Atualização de 5 anos do RAPIDO trial: Terapia Neoadjuvante Total associada a radioterapia de curta duração em Câncer de Reto localmente avançado – dados sobre maior falência local no grupo experimental – Quem é o verdadeiro culpado?

Comentado por Dra. Cecília Arraes *

Esse final de semana voltamos de um encontro com Oncologistas dedicados a tumores do trato Gastrointestinais (GTG) e um debate caloroso ocorreu em torno do tema da terapia neoadjuvante total (TNT) com radioterapia de curta duração para tumores de reto após os dados de atualização do RAPIDO trial. Hoje trago para vocês esses dados resumidos e uma breve reflexão sobre essa atualização.

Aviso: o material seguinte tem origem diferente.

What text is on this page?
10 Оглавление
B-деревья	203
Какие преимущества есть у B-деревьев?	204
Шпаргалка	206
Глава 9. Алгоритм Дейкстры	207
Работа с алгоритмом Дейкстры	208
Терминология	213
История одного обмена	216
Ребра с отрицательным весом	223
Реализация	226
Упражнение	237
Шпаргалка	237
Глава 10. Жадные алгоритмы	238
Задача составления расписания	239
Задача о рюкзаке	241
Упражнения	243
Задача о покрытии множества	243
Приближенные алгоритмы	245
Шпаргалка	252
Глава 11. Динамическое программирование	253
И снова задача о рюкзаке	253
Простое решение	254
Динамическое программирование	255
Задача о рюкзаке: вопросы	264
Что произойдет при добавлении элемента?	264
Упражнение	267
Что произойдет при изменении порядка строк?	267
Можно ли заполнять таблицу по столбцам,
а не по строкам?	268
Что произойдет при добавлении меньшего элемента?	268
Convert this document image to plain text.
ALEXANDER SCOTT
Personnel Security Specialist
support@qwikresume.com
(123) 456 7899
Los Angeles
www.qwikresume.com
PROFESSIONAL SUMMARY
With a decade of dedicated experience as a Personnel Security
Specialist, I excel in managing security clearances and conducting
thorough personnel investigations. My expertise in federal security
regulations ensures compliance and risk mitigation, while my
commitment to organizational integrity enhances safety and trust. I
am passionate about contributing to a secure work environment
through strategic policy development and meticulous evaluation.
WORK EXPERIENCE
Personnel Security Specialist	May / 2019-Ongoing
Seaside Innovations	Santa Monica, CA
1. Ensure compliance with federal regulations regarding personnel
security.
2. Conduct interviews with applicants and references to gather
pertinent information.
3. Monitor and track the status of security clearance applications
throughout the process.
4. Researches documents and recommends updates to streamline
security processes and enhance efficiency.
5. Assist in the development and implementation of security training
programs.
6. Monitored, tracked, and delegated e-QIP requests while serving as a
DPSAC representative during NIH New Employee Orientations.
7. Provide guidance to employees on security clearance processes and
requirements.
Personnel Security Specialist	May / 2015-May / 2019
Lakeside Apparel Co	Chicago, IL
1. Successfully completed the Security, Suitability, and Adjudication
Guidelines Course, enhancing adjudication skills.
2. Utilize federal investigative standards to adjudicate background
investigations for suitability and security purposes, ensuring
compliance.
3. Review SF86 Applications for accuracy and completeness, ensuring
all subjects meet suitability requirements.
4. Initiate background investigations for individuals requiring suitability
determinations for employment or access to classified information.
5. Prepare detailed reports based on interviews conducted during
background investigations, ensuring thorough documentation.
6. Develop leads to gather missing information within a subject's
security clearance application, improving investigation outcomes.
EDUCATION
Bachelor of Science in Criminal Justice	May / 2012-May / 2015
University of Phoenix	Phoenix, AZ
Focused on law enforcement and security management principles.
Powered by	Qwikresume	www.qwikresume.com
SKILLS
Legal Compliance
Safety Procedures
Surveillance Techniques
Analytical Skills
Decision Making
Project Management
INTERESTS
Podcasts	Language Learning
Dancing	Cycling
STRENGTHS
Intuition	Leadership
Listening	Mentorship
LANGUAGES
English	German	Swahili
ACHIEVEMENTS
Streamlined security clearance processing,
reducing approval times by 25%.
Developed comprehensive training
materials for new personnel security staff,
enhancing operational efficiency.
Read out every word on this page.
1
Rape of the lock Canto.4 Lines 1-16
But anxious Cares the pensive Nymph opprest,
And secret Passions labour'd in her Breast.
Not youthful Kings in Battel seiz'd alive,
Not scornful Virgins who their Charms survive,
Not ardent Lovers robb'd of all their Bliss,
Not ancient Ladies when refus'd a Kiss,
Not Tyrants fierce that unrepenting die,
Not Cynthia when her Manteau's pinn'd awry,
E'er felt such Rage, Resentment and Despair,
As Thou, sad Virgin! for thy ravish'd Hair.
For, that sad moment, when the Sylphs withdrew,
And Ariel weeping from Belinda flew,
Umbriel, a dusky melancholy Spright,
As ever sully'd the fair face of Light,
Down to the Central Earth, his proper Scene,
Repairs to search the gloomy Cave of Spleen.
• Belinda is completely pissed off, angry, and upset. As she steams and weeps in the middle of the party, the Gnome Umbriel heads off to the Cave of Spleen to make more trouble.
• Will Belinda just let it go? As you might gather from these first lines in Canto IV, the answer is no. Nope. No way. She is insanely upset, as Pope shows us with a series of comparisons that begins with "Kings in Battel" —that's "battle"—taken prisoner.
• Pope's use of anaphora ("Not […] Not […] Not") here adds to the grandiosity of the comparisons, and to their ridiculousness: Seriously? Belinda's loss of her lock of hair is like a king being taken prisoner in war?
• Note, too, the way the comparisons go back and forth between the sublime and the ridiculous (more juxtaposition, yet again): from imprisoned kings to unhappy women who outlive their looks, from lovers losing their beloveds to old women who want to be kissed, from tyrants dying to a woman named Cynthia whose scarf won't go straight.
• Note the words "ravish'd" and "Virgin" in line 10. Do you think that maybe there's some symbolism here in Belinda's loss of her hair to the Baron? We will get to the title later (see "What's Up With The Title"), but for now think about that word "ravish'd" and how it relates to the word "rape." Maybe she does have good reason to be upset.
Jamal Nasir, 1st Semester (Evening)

Em 20 de janeiro de 2023, foi publicado os dados de 5 anos de seguimento do RAPIDO na revista Annals of Sugery. O objetivo da publicação foi atualização dos números de recorrência local e recorrência local precoce, além dos dados atualizados de sobrevida global.

Para quem não lembra, o RAPIDO foi um estudo de fase 3, multicêntrico, que randomizou paciente com câncer de Reto (até 16 cm da margem anal), localmente avançados e de alto risco – T4a/T4b, N2, invasão vascular extramural, fáscia mesorretal comprometida – para tratamento padrão com radioterapia de longa duração associada a quimioterapia seguido de cirurgia (excisão total do mesorreto) versus o braço experimental que faria radioterapia de curta duração seguido de quimioterapia neoadjuvante (TNT) seguido de cirurgia. Os pacientes no braço padrão poderiam receber ou não quimioterapia adjuvante. O objetivo primário do estudo foi avaliar redução do risco de falha relacionada a doença – envolve a taxa de falha local e a distância. Desfecho este que foi atingido na primeira publicação com números de 23,7% versus 30,4% e HR 0,75 aos 3 anos, mas aos 5 anos, esse número subiu para 28% versus 34% com HR de 0,79.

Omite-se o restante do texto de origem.